Arrindell calling on youth to build a new St. Maarten

POSTED: 06/20/11 1:01 PM

GREAT BAY – The construction of a new St. Maarten and the need for the island’s youth to actively participate in that building project is the red line through speeches Minister of Education, Culture Youth and Sport Rhoda Arrindell has given at two graduations and an award ceremony this past week.

In a speech to school leavers from the Leonard Conner School she crafted an analogy of climbing a mango tree to get the sweetest, most golden mango as the mirror for daily efforts to be successful. The urging was to be the ones that climbed the tree, instead of those who stood watching the efforts, waiting for the fruit to be thrown to them or for it to fall into their hands.

“If you want that juicy mango, you will have to do something to get it: climb a tree, or throw some sticks at it. The mango for sure, is not going to fall in your hands just by looking at it,” she said.

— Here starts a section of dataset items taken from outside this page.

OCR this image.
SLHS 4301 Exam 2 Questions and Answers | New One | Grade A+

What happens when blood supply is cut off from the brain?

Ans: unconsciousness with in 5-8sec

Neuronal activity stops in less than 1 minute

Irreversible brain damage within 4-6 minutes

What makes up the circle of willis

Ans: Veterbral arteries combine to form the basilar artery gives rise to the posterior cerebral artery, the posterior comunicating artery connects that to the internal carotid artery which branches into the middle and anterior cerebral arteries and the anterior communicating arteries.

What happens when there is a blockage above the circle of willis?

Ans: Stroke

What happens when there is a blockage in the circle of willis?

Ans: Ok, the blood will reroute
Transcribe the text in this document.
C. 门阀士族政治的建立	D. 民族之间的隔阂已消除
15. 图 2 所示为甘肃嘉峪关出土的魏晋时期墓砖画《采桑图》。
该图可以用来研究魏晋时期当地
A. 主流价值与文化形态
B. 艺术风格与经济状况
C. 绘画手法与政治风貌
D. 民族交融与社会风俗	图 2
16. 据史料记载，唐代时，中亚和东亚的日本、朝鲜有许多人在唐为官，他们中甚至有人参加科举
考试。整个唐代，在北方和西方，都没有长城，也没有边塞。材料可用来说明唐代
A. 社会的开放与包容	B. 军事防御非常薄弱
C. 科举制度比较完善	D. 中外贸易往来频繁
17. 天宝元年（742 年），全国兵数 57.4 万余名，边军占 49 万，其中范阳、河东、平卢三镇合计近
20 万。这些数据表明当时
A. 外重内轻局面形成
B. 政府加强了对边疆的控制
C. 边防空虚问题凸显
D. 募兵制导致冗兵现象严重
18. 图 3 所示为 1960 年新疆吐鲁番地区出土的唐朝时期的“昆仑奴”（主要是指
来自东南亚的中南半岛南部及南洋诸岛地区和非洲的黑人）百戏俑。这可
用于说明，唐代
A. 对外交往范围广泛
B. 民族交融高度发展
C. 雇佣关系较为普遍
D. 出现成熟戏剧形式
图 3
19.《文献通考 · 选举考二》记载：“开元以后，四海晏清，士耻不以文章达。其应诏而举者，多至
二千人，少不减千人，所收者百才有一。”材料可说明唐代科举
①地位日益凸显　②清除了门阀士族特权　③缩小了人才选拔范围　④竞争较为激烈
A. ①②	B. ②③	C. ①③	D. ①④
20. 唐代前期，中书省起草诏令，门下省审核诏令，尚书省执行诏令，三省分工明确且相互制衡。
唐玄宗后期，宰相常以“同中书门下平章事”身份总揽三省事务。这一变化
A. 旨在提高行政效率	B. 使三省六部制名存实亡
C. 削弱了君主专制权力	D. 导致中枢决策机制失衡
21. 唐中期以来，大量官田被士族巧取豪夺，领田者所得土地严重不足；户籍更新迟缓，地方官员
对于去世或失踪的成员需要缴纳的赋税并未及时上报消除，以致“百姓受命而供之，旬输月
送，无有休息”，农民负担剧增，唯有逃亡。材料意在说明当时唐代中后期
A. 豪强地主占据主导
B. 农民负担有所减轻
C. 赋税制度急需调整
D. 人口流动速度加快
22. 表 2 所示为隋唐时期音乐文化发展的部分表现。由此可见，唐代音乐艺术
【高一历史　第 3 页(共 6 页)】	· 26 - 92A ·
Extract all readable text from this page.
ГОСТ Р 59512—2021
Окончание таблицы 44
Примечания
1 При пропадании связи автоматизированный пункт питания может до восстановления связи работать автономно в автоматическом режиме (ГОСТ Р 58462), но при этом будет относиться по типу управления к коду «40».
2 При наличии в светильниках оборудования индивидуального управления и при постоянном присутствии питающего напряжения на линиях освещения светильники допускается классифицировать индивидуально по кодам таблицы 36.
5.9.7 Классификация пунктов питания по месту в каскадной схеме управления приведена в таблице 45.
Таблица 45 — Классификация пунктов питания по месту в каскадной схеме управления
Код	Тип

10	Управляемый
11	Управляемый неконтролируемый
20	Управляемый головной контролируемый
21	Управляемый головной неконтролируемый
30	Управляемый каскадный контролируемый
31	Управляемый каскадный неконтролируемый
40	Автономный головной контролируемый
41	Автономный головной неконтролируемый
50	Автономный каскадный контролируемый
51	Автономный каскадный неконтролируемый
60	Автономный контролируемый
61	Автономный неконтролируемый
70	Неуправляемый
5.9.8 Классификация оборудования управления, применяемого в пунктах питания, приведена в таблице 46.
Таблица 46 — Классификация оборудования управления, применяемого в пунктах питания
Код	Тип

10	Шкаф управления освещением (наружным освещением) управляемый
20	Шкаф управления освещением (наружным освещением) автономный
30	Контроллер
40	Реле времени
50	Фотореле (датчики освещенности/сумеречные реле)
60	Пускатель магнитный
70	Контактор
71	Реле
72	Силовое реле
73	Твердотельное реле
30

Later she added, “Don’t look for the low-hanging mangoes; anyone can have them; even a goat can reach them. Seek for that bright yellow one at the top, shining like gold, very few people can get it. St. Martin needs you to do your best and be the best you can be in whatever you choose to do. St. Martin is counting on each and every one of you to continue to strive for excellence; to seek higher and higher standards, because as someone said, “success will not lower its standards to us; we have to raise our standards to attain success.”

Earlier in the week Arrindell told the graduating class at the Caribbean International Academy that while she’s not very good at giving advice, she’d simply urge them to keep trying.

“The truth of the matter is you have no choice but to try. That is what life is all about: trying. And it starts today with the decision you make to further your studies. Again, may I politely remind you that you have little choice but to continue your education. You just can’t stop now; the world we live in demands that you equip yourself with marketable skills that will allow you to face the challenges of life.

She also urged to stay connected and to take St. Maarten with them as they pursue their studies.

“Many of you would leave St. Martin in pursuit of this academic excellence. I want to appeal to you that you should never allow St. Martin to leave you. Take her with you wherever you go; fly her flag high; never forget nor forsake her; and return to her when you are ready, to care for her, to build her up, to claim her because she is yours, and to make her a better place for you and for me and for your children and children’s children,” Arrindell said.

In her speech at the Lions Club’s third annual Student Excellence Awards Ceremony Arrindell urged parents to move beyond providing technology and television as forms of entertainment and take a greater hand in raising their children. She stressed this against the backdrop of parents focusing on negative attitudes that have developed in some children, while ignoring the positive attitude others have.

“Each time we lambast our youth, I often wonder whose children they are and who was responsible for rearing them. It is therefore my humble submission that empowering our youth starts with empowering ourselves their parents,” Arrindell said.

Later she added, “In this new St. Martin we are building, positive must attract positive and positive must also overcome negative. What am I saying? I am saying that empowering our youth means we must seek out those of them who are doing positive things; recognize them as you are doing here today, so that we can hold them up as positive role models for their peers. Government alone cannot do it. We need everyone to get on board, just as you are doing here tonight.”